Wednesday, November 21, 2012

Giving thanks...and thanks...and thanks...



If you think hard enough, you can probably remember what you were doing last year, the day before Thanksgiving.  If you have a great memory, you may even be able to remember what you were feeling.

For me, that's easy.  Terror.  Heartbreak.  Panic.

For most of Lily's life, we'd known she had weak lungs.  Earlier in 2011, she was hospitalized with pneumonia.  My chest tightens to remember weeping in my car as her oxygen levels dropped, in spite of her doctor's efforts.  But, she recovered, and we went on with life.

Until last November.  In a matter of days, she became pale, listless, and struggled to breathe.  Again, pneumonia.  Unlike the first time, however, now her physicians were looking for causes.  We reeled as hypotheses whirled around us.  Cystic fibrosis.  AIDS.  Cancer.  As the days accumulated without her getting any better, so specialists also accumulated.  Pediatric infectious disease and pulmonology, it seemed everyone was consulting with our pediatrician, trying to find an answer.

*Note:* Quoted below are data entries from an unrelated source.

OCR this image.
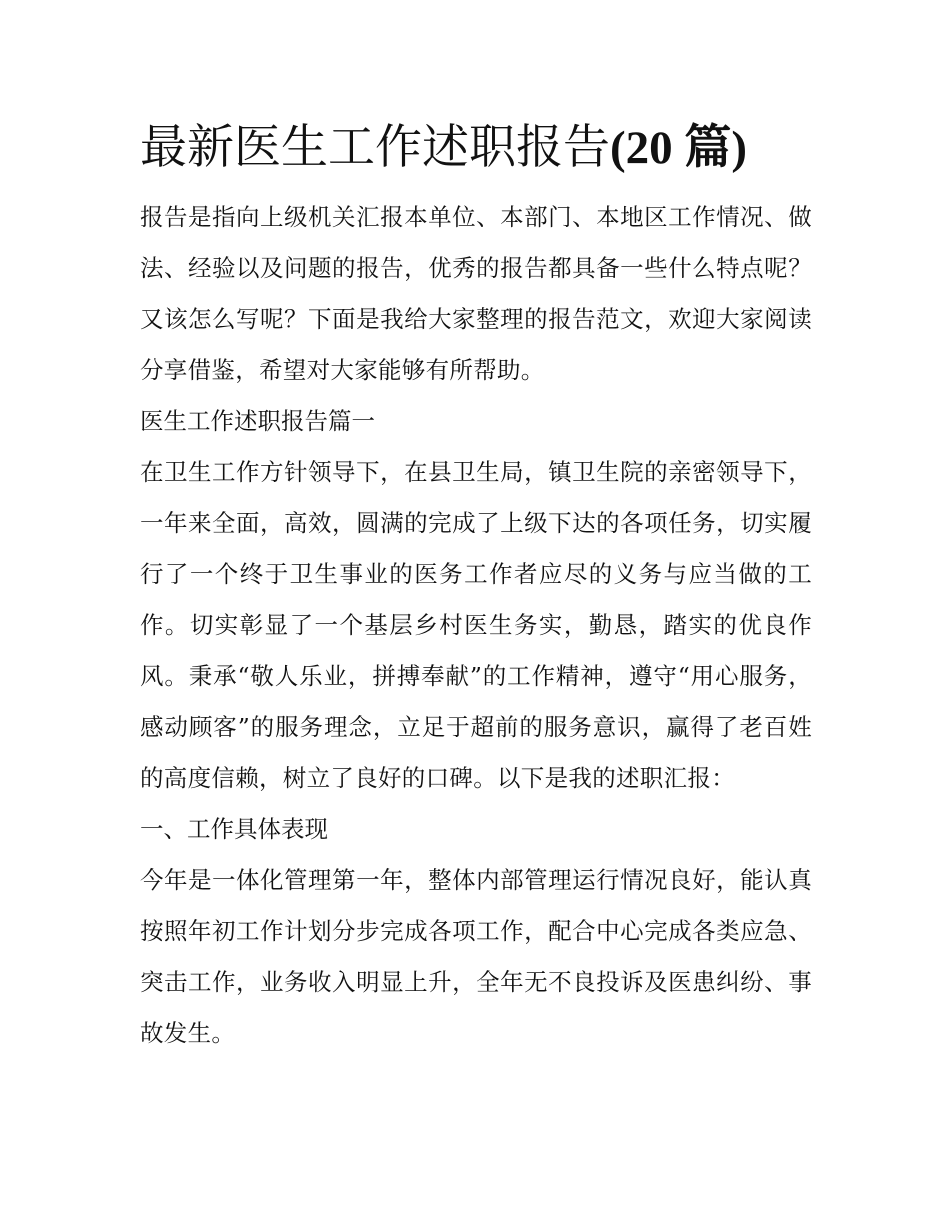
最新医生工作述职报告(20 篇)

报告是指向上级机关汇报本单位、本部门、本地区工作情况、做法、经验以及问题的报告，优秀的报告都具备一些什么特点呢？又该怎么写呢？下面是我给大家整理的报告范文，欢迎大家阅读分享借鉴，希望对大家能够有所帮助。

医生工作述职报告篇一

在卫生工作方针领导下，在县卫生局，镇卫生院的亲密领导下，一年来全面，高效，圆满的完成了上级下达的各项任务，切实履行了一个终于卫生事业的医务工作者应尽的义务与应当做的工作。切实彰显了一个基层乡村医生务实，勤恳，踏实的优良作风。秉承“敬人乐业，拼搏奉献”的工作精神，遵守“用心服务，感动顾客”的服务理念，立足于超前的服务意识，赢得了老百姓的高度信赖，树立了良好的口碑。以下是我的述职汇报：

一、工作具体表现

今年是一体化管理第一年，整体内部管理运行情况良好，能认真按照年初工作计划分步完成各项工作，配合中心完成各类应急、突击工作，业务收入明显上升，全年无不良投诉及医患纠纷、事故发生。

And so, last year, everything hurt.  Every Christmas tree, every party, every song piped in to every store...all of it made me wonder.  Would this be our last time buying Christmas gifts for our littlest?  Would I get the chance to hang her stocking for another year?  Would our whole family sit around the table on Thanksgiving again?

No answers came.  Tests came back negative.  We continued to take shifts at home with her as the rest of the family carried on with Christmas concerts, church services, family get togethers.  Occasionally, Lily would cry over what she was missing out on, but usually the fevers, the listlessness, the sweats when she tried to walk would sap her of even the strength to care.

And then, after months of tests, months of sleepless nights and long days caring for our girl, she began to get better.  Slowly, she was able to walk without showing signs of shock.  She giggled again.  The fevers got farther and farther apart.  And in the pediatric infectious disease specialist's office, we received the sweetest of news.  "We believe Lily is a healthy little girl who just got very, very sick."

This year, worry has been an unwelcome companion.  A few nights up with her struggling to breathe has me wondering if the proverbial shoe will drop.  Having never found a cause, there are nights where she's padded into our room and curled up beside me and I find myself listening to the sweet sound of her breathing, smelling her warm head against my chest, and wonder if at some point we will be forced to look harder for an answer.

And yet, today, my heart is full.  Our little girl is in Kindergarten, learning to read and learning to be self controlled.  She dances and runs and exercises and hates bedtime.  The slap of her shoes on the wood floors has become a familiar sound as she comes sprinting through the shop at work.  And, perhaps the sweetest of endings, though she couldn't be in the Christmas pageant at church last year because she was so ill, this year...THIS year, she's Mary in her school pageant.

So today, this Thanksgiving, this holiday season, this year, this life...I am thankful.  I am thankful for this little girl that we fought so hard to bring into this world and that we fought so hard to keep in this world.  I'm thankful for dance parties and giggles and barely contained excitement over the simple reality of living.

With each breath, I remain thankful.  Thankful for the simple reality of living.